Devices running Android are being targeted by a new version of the Tordow malware, which was originally discovered earlier this year and attempts to obtain root privileges to perform a series of actions, such as stealing passwords.
Security firm Comodo writes that Tordow 2.0 is aimed at users in Russia, but it can be used in attacks elsewhere as well.
It is primarily a mobile banking Android Trojan that attempts to root the device in order to get full control and then perform a series of tasks that include the following: make telephone calls, control SMS messages, download and install programs, steal login credentials, access contacts, encrypt files, visit webpages, manipulate banking data, remove security software, reboot a device, rename files, and act as ransomware. First and foremost, it needs to be mentioned that user interaction is absolutely necessary to get an Android phone infected with Tordow.

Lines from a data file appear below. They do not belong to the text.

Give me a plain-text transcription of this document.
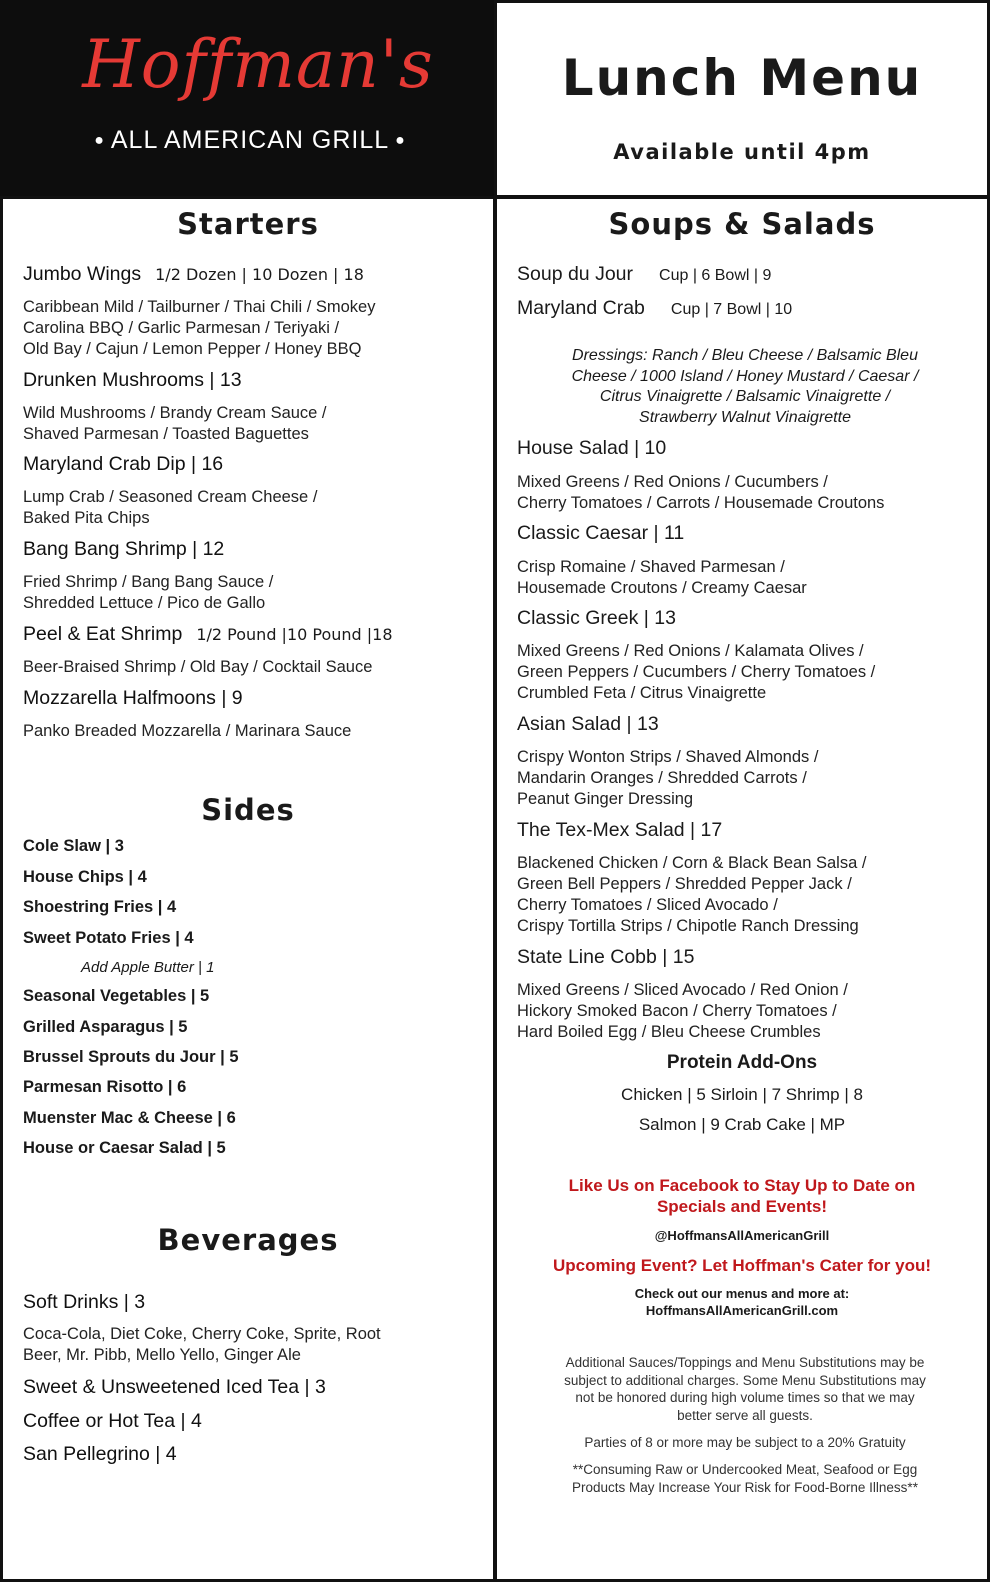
Hoffman's
● ALL AMERICAN GRILL ●
Lunch Menu
Available until 4pm
Starters
Jumbo Wings 1/2 Dozen | 10 Dozen | 18
Caribbean Mild / Tailburner / Thai Chili / Smokey
Carolina BBQ / Garlic Parmesan / Teriyaki /
Old Bay / Cajun / Lemon Pepper / Honey BBQ
Drunken Mushrooms | 13
Wild Mushrooms / Brandy Cream Sauce /
Shaved Parmesan / Toasted Baguettes
Maryland Crab Dip | 16
Lump Crab / Seasoned Cream Cheese /
Baked Pita Chips
Bang Bang Shrimp | 12
Fried Shrimp / Bang Bang Sauce /
Shredded Lettuce / Pico de Gallo
Peel & Eat Shrimp 1/2 Pound |10 Pound |18
Beer-Braised Shrimp / Old Bay / Cocktail Sauce
Mozzarella Halfmoons | 9
Panko Breaded Mozzarella / Marinara Sauce
Sides
Cole Slaw | 3
House Chips | 4
Shoestring Fries | 4
Sweet Potato Fries | 4
Add Apple Butter | 1
Seasonal Vegetables | 5
Grilled Asparagus | 5
Brussel Sprouts du Jour | 5
Parmesan Risotto | 6
Muenster Mac & Cheese | 6
House or Caesar Salad | 5
Beverages
Soft Drinks | 3
Coca-Cola, Diet Coke, Cherry Coke, Sprite, Root
Beer, Mr. Pibb, Mello Yello, Ginger Ale
Sweet & Unsweetened Iced Tea | 3
Coffee or Hot Tea | 4
San Pellegrino | 4
Soups & Salads
Soup du Jour Cup | 6 Bowl | 9
Maryland Crab Cup | 7 Bowl | 10
Dressings: Ranch / Bleu Cheese / Balsamic Bleu
Cheese / 1000 Island / Honey Mustard / Caesar /
Citrus Vinaigrette / Balsamic Vinaigrette /
Strawberry Walnut Vinaigrette
House Salad | 10
Mixed Greens / Red Onions / Cucumbers /
Cherry Tomatoes / Carrots / Housemade Croutons
Classic Caesar | 11
Crisp Romaine / Shaved Parmesan /
Housemade Croutons / Creamy Caesar
Classic Greek | 13
Mixed Greens / Red Onions / Kalamata Olives /
Green Peppers / Cucumbers / Cherry Tomatoes /
Crumbled Feta / Citrus Vinaigrette
Asian Salad | 13
Crispy Wonton Strips / Shaved Almonds /
Mandarin Oranges / Shredded Carrots /
Peanut Ginger Dressing
The Tex-Mex Salad | 17
Blackened Chicken / Corn & Black Bean Salsa /
Green Bell Peppers / Shredded Pepper Jack /
Cherry Tomatoes / Sliced Avocado /
Crispy Tortilla Strips / Chipotle Ranch Dressing
State Line Cobb | 15
Mixed Greens / Sliced Avocado / Red Onion /
Hickory Smoked Bacon / Cherry Tomatoes /
Hard Boiled Egg / Bleu Cheese Crumbles
Protein Add-Ons
Chicken | 5 Sirloin | 7 Shrimp | 8
Salmon | 9 Crab Cake | MP
Like Us on Facebook to Stay Up to Date on
Specials and Events!
@HoffmansAllAmericanGrill
Upcoming Event? Let Hoffman's Cater for you!
Check out our menus and more at:
HoffmansAllAmericanGrill.com
Additional Sauces/Toppings and Menu Substitutions may be
subject to additional charges. Some Menu Substitutions may
not be honored during high volume times so that we may
better serve all guests.
Parties of 8 or more may be subject to a 20% Gratuity
**Consuming Raw or Undercooked Meat, Seafood or Egg
Products May Increase Your Risk for Food-Borne Illness**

The malware spreads through apps that are available in third-party stores, so as long as you stay away from such stores, or download only apps from sources that you trust, there are very small chances to be infected.
Comodo says attackers download these apps, reverse-engineer them to inject the malware, and then reupload the apps in the stores. Titles such as Pokemon Go, Telegram, and Subway Surfers have already been infected, so you'd better stick to the official Play Store to remain secure. Since they are delivered as APK files, these applications can also spread via social media or other sites, so it’s important to always download from sources that you can trust.
Once installed with a malicious app, the Trojan attempts to gain root privileges and then connect to a command-and-control center to wait for more commands. Afterward, attackers can do anything they want, but for the moment, it appears that bank accounts are primarily targeted, as cybercriminals want financial information from Russian users. Removing Tordow from an infected device is particularly difficult since it gets root access, so flashing a new firmware might be the best way to do it, as deleting the source app that led to the infection does virtually nothing.